Margarete Hilferding franchit toutes
les étapes pour arriver à cette conclusion ;
cependant les moyens lui manquaient, en 1911, pour faire le pas
décisif. La psychanalyse de cette époque-là
faisait encore ses premiers pas. Freud ne venait de publier qu'une
petite part de sa production théorique, et oser penser
la psychanalyse en dehors de l'Ordre de la Nature était
un pas loin d'être franchi. Toutefois, Freud posait déjà
quelques questions qui finiraient inévitablement par provoquer
la rupture.
Le bébé - objet sexuel
de la mère.
Un autre aspect, peut-être le plus
remarquable de l'exposé de Margarete Hilferding, est la
question de la sexualité de la femme enceinte, lorsqu'il
s'agit de la relation mère-bébé.
On remarque, d'emblée, la distinction
faite par la conférencière. Il ne s'agit pas d'établir
la sexualité féminine à la lumière
de la maternité, mais d'établir une métapsychologie
de la sexualité de la femme enceinte. Celle-ci serait
sexuellement stimulée par le fétus, et l'accouchement
signifierait la perte de cette excitation, vécue pendant
la gestation.
Margarete Hilferding, en aucun moment,
ne s'en remet à l'idée d'une femme enceinte dans
la plénitude narcissique, comme est normalement envisagée,
dans la psychanalyse, la question de la grossesse. Son terrain
de travail sera la sexualité dans son sens le plus strict
et concret, c'est-à-dire, directement rattachée
à une sensation corporelle. C'est cette sexualité
qui déterminera l'amour maternel. Ses phrases sont sans
ambiguïté : "L'on suppose que les premiers
signes d'amour maternel surgissent au moment des premiers mouvements
du fétus. Il semblerait que ces mouvements provoquent
également une certaine sensation de plaisir, ce qui pourrait
être considéré comme un indice de cette relation
sexuelle".
L'amour maternel inexistant après
l'accouchement peut surgir avec le contact physique entre la
mère et le bébé. Cette proposition indique
l'approche de Hilferding : au cas où la sensation
de plaisir n'a pas été possible pendant la gestation,
si elle est procurée après l'accouchement (à
travers le contact physique), l'amour maternel sera assuré.

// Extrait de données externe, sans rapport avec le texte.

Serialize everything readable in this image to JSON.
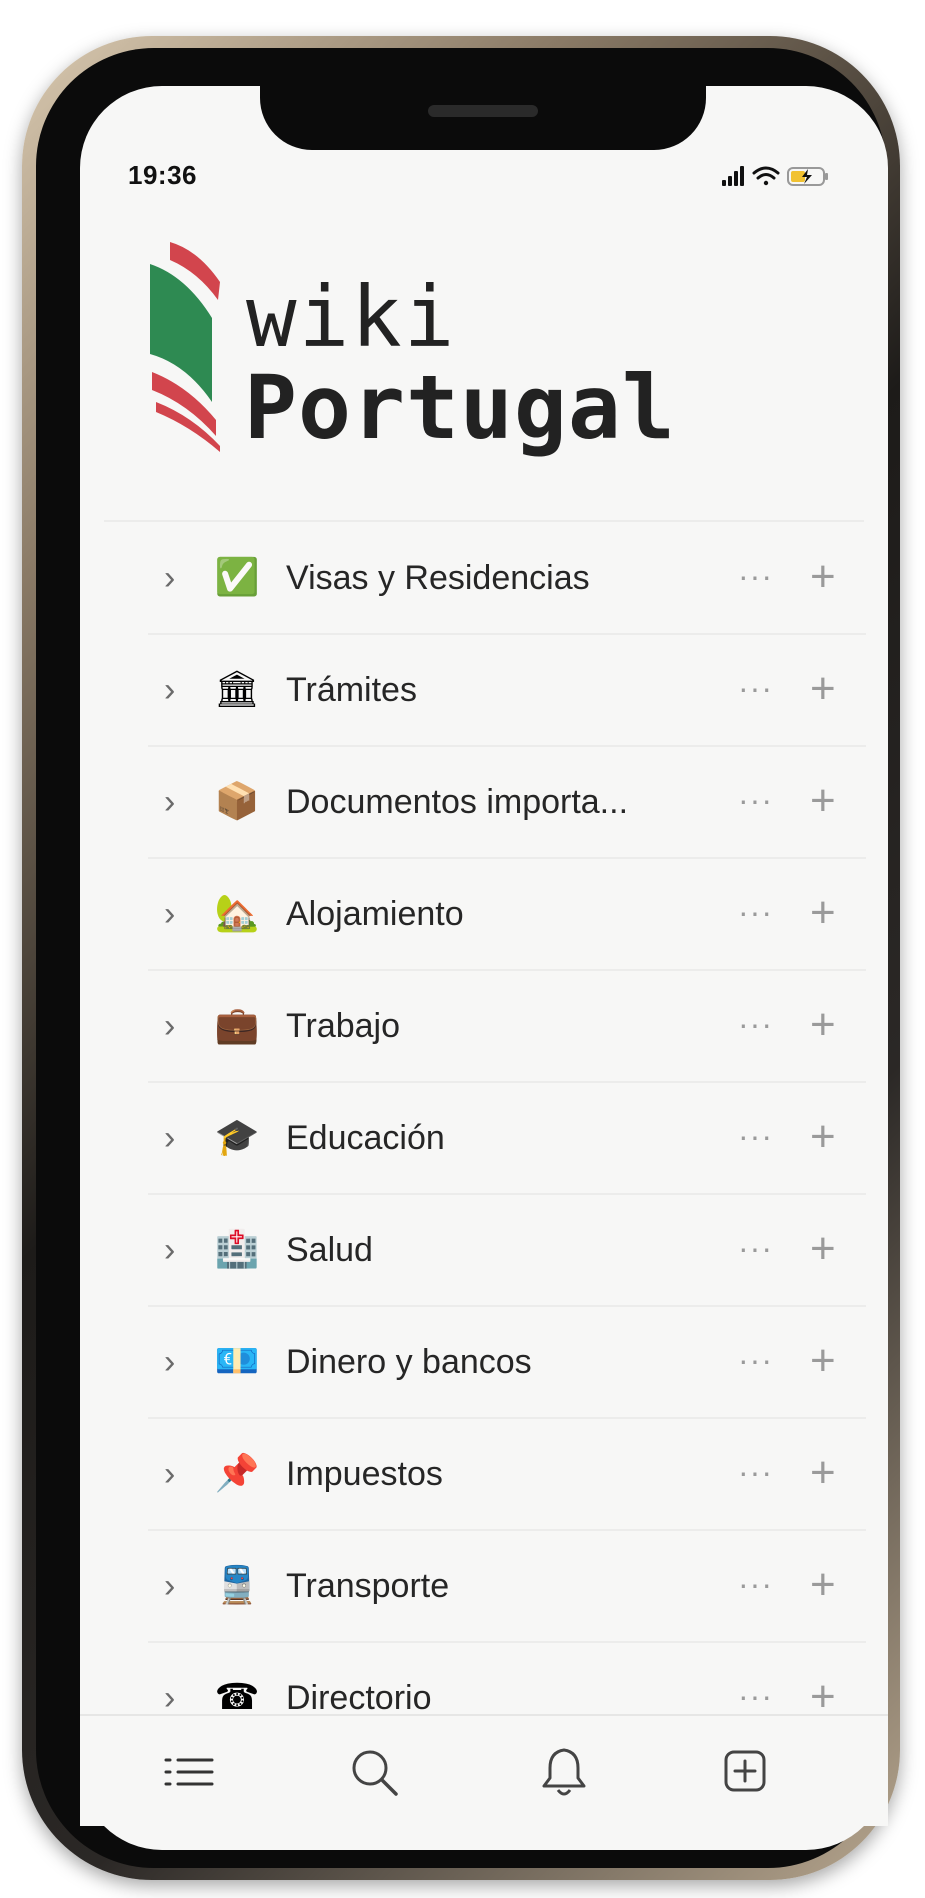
{
  "status_bar": {
    "time": "19:36",
    "icons": [
      "signal-icon",
      "wifi-icon",
      "battery-charging-icon"
    ]
  },
  "logo": {
    "line1": "wiki",
    "line2": "Portugal",
    "colors": {
      "red": "#d2454d",
      "green": "#2e8a52",
      "text": "#222222"
    }
  },
  "menu": {
    "items": [
      {
        "label": "Visas y Residencias",
        "emoji": "✅",
        "icon": "check-box-icon"
      },
      {
        "label": "Trámites",
        "emoji": "🏛",
        "icon": "classical-building-icon"
      },
      {
        "label": "Documentos importa...",
        "emoji": "📦",
        "icon": "package-icon"
      },
      {
        "label": "Alojamiento",
        "emoji": "🏡",
        "icon": "house-icon"
      },
      {
        "label": "Trabajo",
        "emoji": "💼",
        "icon": "briefcase-icon"
      },
      {
        "label": "Educación",
        "emoji": "🎓",
        "icon": "graduation-cap-icon"
      },
      {
        "label": "Salud",
        "emoji": "🏥",
        "icon": "hospital-icon"
      },
      {
        "label": "Dinero y bancos",
        "emoji": "💶",
        "icon": "euro-banknote-icon"
      },
      {
        "label": "Impuestos",
        "emoji": "📌",
        "icon": "pushpin-icon"
      },
      {
        "label": "Transporte",
        "emoji": "🚆",
        "icon": "train-icon"
      },
      {
        "label": "Directorio",
        "emoji": "☎",
        "icon": "telephone-icon"
      }
    ],
    "chevron": "›",
    "more": "···",
    "add": "+"
  },
  "tabbar": {
    "tabs": [
      "list-icon",
      "search-icon",
      "bell-icon",
      "add-page-icon"
    ]
  }
}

Le support de l'amour maternel est, partant,
la relation sexuelle entre la mère et le bébé.
D'ailleurs, c'est après l'accouchement que ce bébé
se constitue en tant qu' "objet sexuel naturel pour la
mère".
Malgré la brièveté
de la phrase : "l'enfant représente un objet
sexuel naturel pour la mère", celle-ci comporte une
série de questions que je tenterai d'aborder séparément.
Est-il possible pour la psychanalyse
de concevoir un objet sexuel naturel pour l'être humain
?
Freud, tout au long de son oeuvre, n'a
rien fait d'autre que prouver que le choix d'un objet sexuel
pour l'être humain n'a rien de prédéterminé.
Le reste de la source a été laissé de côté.